Pero Garland Phillips era demasiado listo para caer en esa trampa. Se dirigía hacia una solitaria canoa nativa.
—Muy bien, señor. Siga así.
Por fin Coles pudo enfocar el catalejo. La verdad es que el bueno del señor Phillips estaba en forma y era rápido; corría como una gacela, con esas piernas tan largas que tenía. Quizá lo consiguiera.
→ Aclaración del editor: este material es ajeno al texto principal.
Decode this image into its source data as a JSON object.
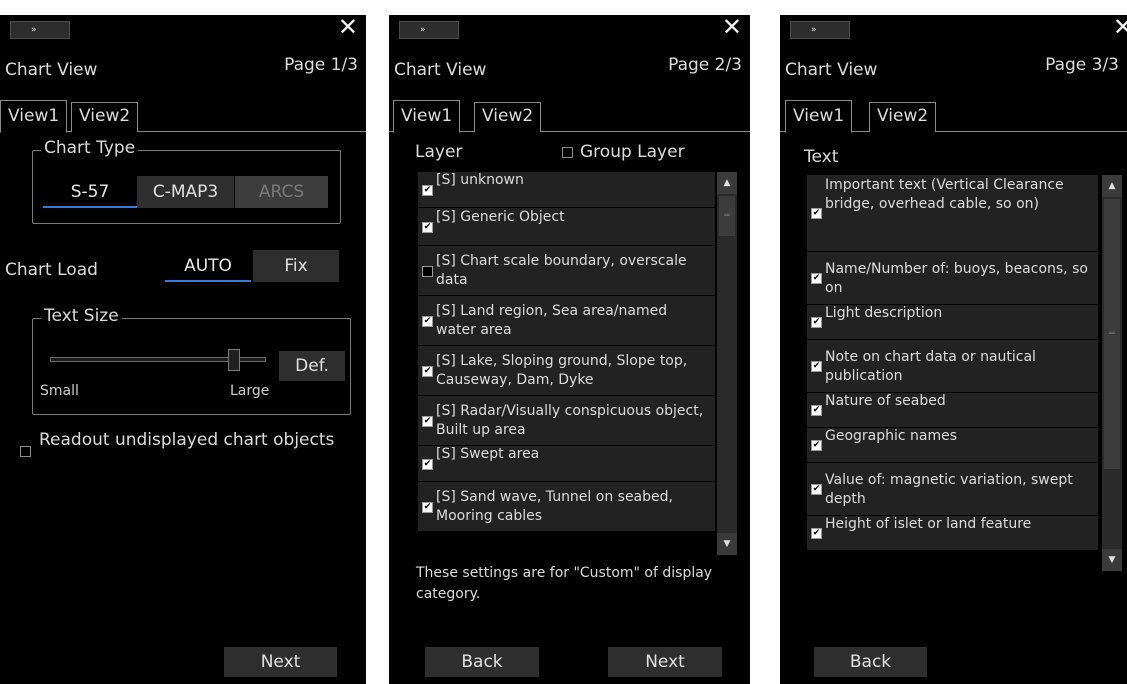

Ahora Garland Phillips chapoteaba en los bajíos helados, y a su paso las aguas viscosas creaban cascadas resplandecientes, como si estuvieran en un centelleante y cálido mar tropical.
—¡Vamos, señor, vamos!
Phillips había llegado ya a la canoa, la había desatado y estaba a punto de encaramarse a ella. Los salvajes lo seguían de cerca, pues también eran robustos, los muy canallas, pero aún no se les había ocurrido ir a buscar sus embarcaciones. Lanzaban piedras, pero éstas no alcanzaban el blanco. El señor Phillips tenía una mínima posibilidad de escapar, pero era una posibilidad al fin y al cabo. El catequista se apoyó sobre sus dos fuertes brazos para subir a la canoa y se quedó allí, suspendido momentáneamente en el borde de la embarcación, retenido en el objetivo del catalejo un instante demasiado largo; fue entonces cuando la parte superior de su cráneo se desintegró silenciosamente como un buñuelo de aire rojo, produciendo una delicada nube de vapor carmesí, y Garland Phillips se hundió despacio en el agua, con una mirada de estupefacción y los mechones negros y los faldones de la levita ondulando como las oscuras algas que lo atraían a su seno y le daban la bienvenida a su reino escarlata.
Un instante después, el disparo de un mosquete resonó majestuoso en la bahía. Coles alzó el catalejo y lo reenfocó, tratando de identificar al tirador. Allí estaba, el joven Threeboys, con una sonrisa de orgullo pintada en su cara de doce años, mientras sus compañeros le elogiaban su buena puntería.